MAE Seminar: Combustion for Clean Energy - From Low Emissions to Low Co2
Massachusetts Institute of Technology
Abstract: The world’s energy consumption is growing rapidly. Hydrocarbons will remain the major primary energy source for many decades, prompting concerns over CO2 and its climate impact. Near-term strategies, including higher conversion and utilization efficiency, CO2 capture and expanding renewables should be pursued vigorously. Combustion research must contribute aggressively toward these goals, including work on gas-phase oxy combustion, membrane-supported thermochemistry and chemical-looping combustion. The latter options reduce the energy penalty in oxygen production, but need special catalytic surfaces, device design and system integration. I will review some of our recent work addressing these challenges. Premixed oxy-fuel combustion offers significant advantages, including retrofit but experiences similar dynamics and instabilities to air combustion. I will cover our recent experimental and numerical work on the subject, some of the fundamental similarities and difference between the two processes and how progress in turbulent combustion and kinetics will enable better implementation of this promising technology.

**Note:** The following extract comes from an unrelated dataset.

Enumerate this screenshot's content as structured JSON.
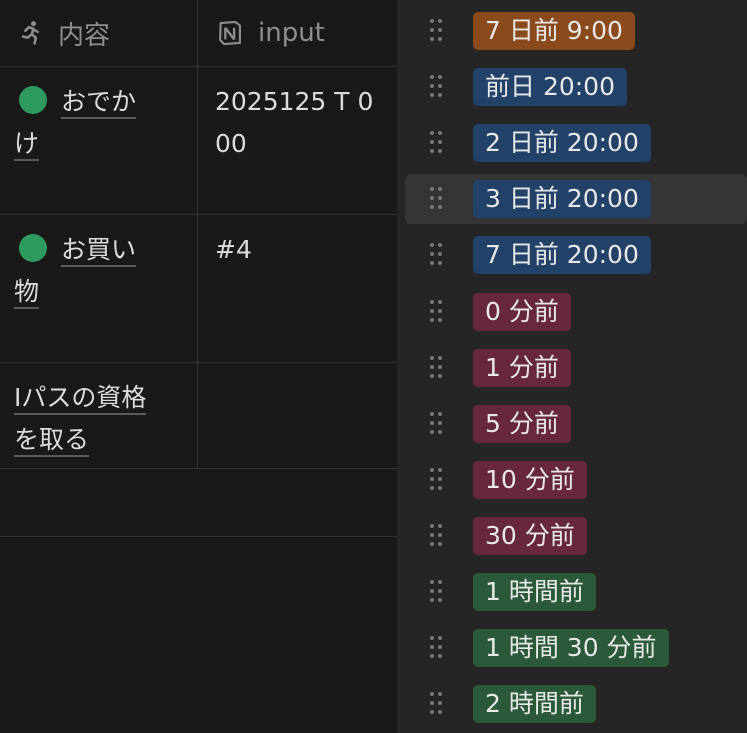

Biography: Ahmed F. Ghoniem is the Ronald C Crane Professor of Mechanical Engineering at MIT, and the director of the Center for Energy and Propulsion Research and the Reacting Gas Dynamics Laboratory. He received his B.Sc. and M.Sc. degrees from Cairo University, and Ph.D. at the University of California, Berkeley. His research interests include computational engineering; combustion and thermochemistry; CO2 capture and reuse (oxy combustion, membrane separation and chemical looping) and fuel production from renewable sources. He has supervised more than 100 postdocs and graduate students; published more than 330 refereed articles in leading journals and international conferences; and lectured extensively around the world. He is a Fellow of ASME and an associate Fellow of AIAA.